- Directed by: Billy Chung
- Produced by: Wong Jing
- Starring: Jordan Chan Kenny Wong Annie Man Winnie Leung Ricky Chan Timmy Hung Ada Wong Vonnie Lui
- Cinematography: Ko Chiu-Lam
- Edited by: Azrael Chung
- Distributed by: China Star Entertainment Group Kam & Ronson Enterprise Co (DVD)
- Release date: 31 January 2008;
- Running time: 94 minutes
- Country: Hong Kong
- Language: Cantonese

= Hong Kong Bronx =

2008 Hong Kong film by Billy Chung

Hong Kong Bronx (黑勢力 (黑势力, hei1 shi4 li4; Literal Title: Black Power)) is a 2008 Hong Kong action film directed by Billy Chung, and starring Jordan Chan and Annie Man.
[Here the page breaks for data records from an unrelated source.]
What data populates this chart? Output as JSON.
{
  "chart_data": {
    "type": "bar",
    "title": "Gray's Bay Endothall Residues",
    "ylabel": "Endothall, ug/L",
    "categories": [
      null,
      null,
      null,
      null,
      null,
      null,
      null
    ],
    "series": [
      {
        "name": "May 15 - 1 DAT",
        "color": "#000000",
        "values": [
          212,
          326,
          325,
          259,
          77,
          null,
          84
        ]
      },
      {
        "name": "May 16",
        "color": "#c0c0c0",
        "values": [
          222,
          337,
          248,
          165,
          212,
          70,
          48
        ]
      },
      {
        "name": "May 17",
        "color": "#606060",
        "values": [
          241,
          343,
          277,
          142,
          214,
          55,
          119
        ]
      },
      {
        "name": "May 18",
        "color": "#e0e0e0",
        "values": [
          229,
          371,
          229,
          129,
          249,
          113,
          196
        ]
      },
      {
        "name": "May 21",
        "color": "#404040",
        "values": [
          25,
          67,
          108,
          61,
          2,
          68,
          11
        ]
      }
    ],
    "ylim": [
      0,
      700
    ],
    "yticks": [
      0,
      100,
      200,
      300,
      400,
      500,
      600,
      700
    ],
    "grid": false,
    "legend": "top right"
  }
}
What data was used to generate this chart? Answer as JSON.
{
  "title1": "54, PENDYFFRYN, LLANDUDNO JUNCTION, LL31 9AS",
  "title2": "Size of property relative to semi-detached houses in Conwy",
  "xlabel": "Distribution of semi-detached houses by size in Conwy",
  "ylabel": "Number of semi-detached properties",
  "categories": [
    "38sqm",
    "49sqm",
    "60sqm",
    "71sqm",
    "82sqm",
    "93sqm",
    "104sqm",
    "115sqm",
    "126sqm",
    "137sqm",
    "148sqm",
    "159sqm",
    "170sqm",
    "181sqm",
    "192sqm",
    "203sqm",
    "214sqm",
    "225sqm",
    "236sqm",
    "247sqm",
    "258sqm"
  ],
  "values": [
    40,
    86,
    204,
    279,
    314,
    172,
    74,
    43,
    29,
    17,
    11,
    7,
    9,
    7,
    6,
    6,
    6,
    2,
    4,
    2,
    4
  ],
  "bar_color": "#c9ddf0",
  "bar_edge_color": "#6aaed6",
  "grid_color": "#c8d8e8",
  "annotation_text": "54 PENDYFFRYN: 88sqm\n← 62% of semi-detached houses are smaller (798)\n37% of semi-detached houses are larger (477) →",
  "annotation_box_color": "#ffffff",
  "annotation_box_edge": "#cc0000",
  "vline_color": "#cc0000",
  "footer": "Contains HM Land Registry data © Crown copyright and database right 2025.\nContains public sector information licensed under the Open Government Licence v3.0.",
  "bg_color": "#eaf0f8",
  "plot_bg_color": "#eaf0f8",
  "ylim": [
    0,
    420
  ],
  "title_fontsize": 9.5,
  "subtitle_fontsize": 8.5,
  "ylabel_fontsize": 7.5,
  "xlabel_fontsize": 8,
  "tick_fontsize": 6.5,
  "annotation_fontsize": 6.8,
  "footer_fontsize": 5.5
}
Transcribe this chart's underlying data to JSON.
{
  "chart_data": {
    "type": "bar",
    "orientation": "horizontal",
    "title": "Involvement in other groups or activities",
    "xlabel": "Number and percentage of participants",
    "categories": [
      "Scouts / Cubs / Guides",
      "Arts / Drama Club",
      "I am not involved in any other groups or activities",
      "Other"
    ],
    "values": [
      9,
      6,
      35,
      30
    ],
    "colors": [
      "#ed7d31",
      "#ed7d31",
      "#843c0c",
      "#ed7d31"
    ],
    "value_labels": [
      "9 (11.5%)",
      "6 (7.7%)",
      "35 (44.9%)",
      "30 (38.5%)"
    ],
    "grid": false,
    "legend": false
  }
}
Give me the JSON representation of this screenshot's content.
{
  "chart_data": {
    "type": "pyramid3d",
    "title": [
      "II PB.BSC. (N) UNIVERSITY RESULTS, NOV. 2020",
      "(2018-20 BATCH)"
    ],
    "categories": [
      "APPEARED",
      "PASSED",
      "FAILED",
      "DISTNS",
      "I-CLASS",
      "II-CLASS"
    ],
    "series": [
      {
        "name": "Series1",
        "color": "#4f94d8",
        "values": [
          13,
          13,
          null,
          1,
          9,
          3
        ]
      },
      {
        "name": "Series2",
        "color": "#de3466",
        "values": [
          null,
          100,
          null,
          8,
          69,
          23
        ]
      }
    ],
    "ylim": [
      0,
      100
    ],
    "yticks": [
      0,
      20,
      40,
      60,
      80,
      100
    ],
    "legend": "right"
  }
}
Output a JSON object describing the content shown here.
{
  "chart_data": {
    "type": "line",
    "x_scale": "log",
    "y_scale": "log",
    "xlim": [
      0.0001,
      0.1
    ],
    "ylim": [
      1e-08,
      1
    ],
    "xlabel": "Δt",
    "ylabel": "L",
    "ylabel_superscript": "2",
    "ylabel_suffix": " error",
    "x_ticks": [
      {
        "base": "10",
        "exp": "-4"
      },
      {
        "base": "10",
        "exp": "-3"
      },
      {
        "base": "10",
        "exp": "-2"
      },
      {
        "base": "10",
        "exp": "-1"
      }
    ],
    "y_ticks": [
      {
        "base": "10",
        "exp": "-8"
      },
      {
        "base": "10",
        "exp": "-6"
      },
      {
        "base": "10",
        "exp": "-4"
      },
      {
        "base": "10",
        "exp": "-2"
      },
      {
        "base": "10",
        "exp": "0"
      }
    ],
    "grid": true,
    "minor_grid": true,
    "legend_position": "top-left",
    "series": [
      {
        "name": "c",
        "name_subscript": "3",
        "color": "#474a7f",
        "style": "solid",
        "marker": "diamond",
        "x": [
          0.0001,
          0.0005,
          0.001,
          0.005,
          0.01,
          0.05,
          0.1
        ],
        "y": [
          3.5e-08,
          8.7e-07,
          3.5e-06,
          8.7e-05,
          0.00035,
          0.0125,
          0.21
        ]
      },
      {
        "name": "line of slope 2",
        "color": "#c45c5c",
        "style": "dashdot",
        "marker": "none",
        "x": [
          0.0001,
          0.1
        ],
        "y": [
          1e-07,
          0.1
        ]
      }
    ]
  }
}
The film was produced by Wong Jing, whose father, Wong Tin-Lam, appears in a supporting role.

==Plot==
Neil is a former Triad boss, who has just been released from prison. He attempts to starts his life anew by being a parental guide to his two sisters (Ada Wong, Vonnie Lui) and opening a repair shop. However, Neil meets Johnny a local merciless Triad kingpin.

==Cast==
- Jordan Chan as Neil Shek
- Timmy Hung as Fai
- Kenny Wong as Bull
- Annie Man as Miss Watt
- Winnie Leung as Mabel
- Ricky Chan as Johnny
- Zuki Lee as Yo Yo
- Vonnie Lui as Bonnie
- Chan Hung Lit as SP Cheung
- Ada Wong Ji-Haam as Barbie
- Wong Tin-Lam as Uncle Bo
- Alan Chui Chung-San as Uncle Man

==Reception==

===Critical reception===
Hong Kong Bronx was a seen by some critics as a retread of the Triad film genre. LoveHKFilm.com called it a "surprisingly watchable guilty pleasure," and criticized the film for its cheesy use of CGI blood.

===Box office===
Hong Kong Bronx was given a limited release in Hong Kong on 29 January 2008. It was shown in five theaters.